HS Online is a unique resource developed in collaboration with leading doctors in the field and people living with hidradenitis suppurativa (HS). HS Online is designed to help educate, uplift and empower the HS community with information and support.
Up to 1% of the population is living with HS, yet there has been limited information available about this recurrent, and often painful, inflammatory disease.1,2,3
Here, you’ll be able to learn about the basics of HS, hear perspectives from HS experts and patients, fill out our Talking to Your Dermatologist interactive discussion guide for information and tips to help navigate a conversation with a health care provider, connect with local support groups and much more.

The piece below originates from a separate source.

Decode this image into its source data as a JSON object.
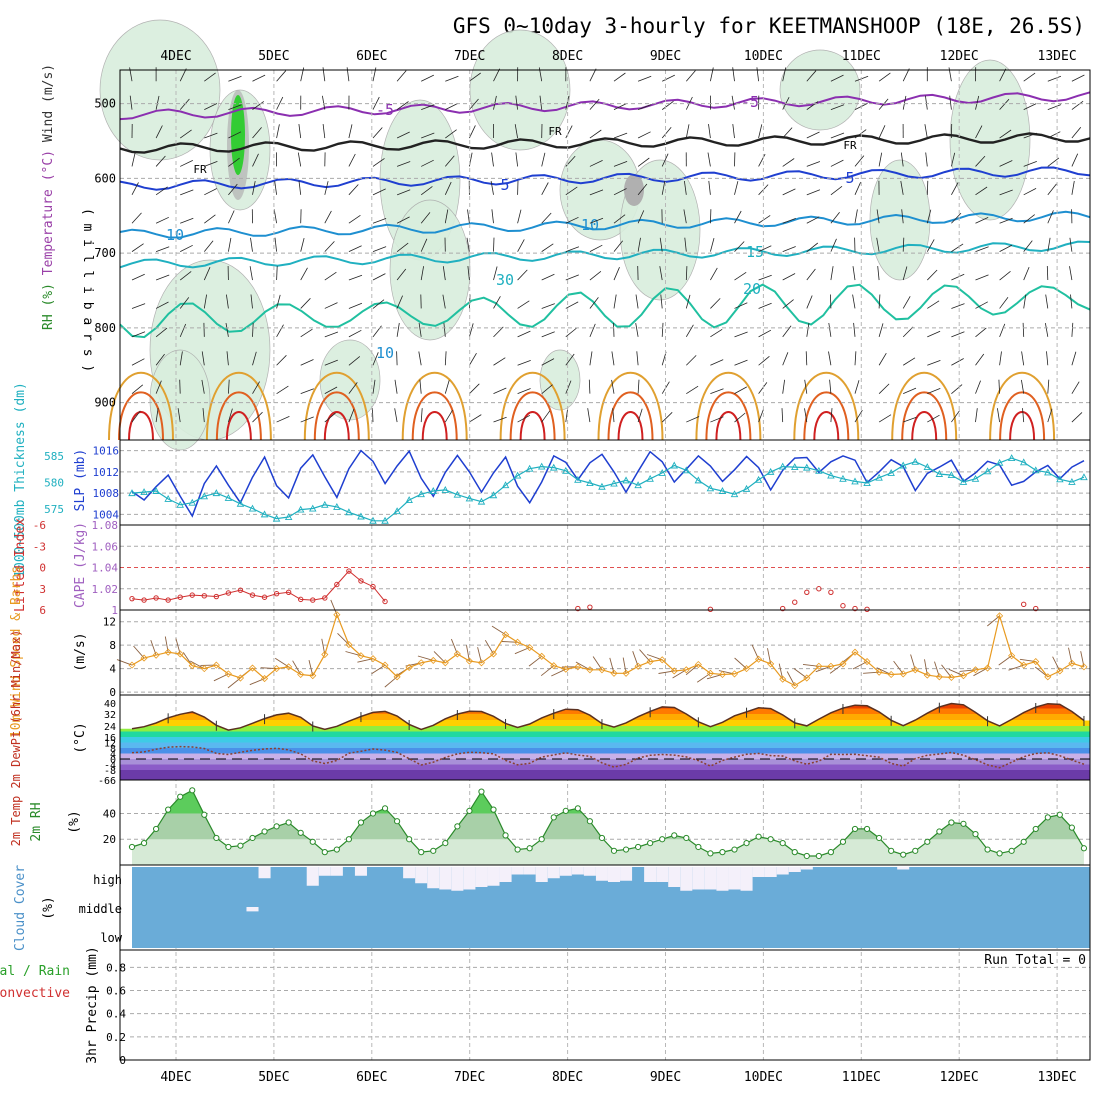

Tara Burton has been living with hidradenitis suppurativa since the age of 14, but was not diagnosed until the age of 24. In 2006, Tara lost her job as an Accounts Assistant due to ill health. This unfortunate event, and the lack of existing knowledge and support available for the HS community, inspired her to help develop the British Association for Hidradenitis Suppurativa (BAHS) in 2007, a key patient advocacy group in the United Kingdom. Two years later, this became the first registered United Kingdom charity dedicated to HS. Now known as the Hidradenitis Suppurativa Trust (HST), the charity is run by Tara and 7 other trustees who volunteer their time to the organization.
Over the last three decades, Dr. Jemec has been at the forefront of HS research, with dozens of publications contributing to the definition and management of the disease. Currently serving as the Congress President of the European Society of Dermatology and Psychiatry, Dr. Jemec is a professor and founding chairman of the Department of Dermatology at the University of Copenhagen Roskilde Hospital.
Neel has been living with HS since 1993, but only received a diagnosis six years ago when she was referred to the dermatology ward at Roskilde Hospital. She is chairman of the Danish HS patient association, for which she has been instrumental in establishing relationships with, and providing support to, other patients.
A chief architect of the Hidradenitis Suppurativa Foundation in the US (and its former president) and the active president of the European HS Foundation, Dr. Zouboulis has been studying HS for more than 25 years. He was the chair of the steering committee for the German Guidelines of HS Treatment published in 2012 and, together with Dr. Jemec, coordinates the preparation of the European Guidelines of HS treatment. A professor with more than 500 publications, Dr. Zouboulis is currently chair of the Departments of Dermatology, Venereology, Allergology and Immunology at Dessau Medical Center.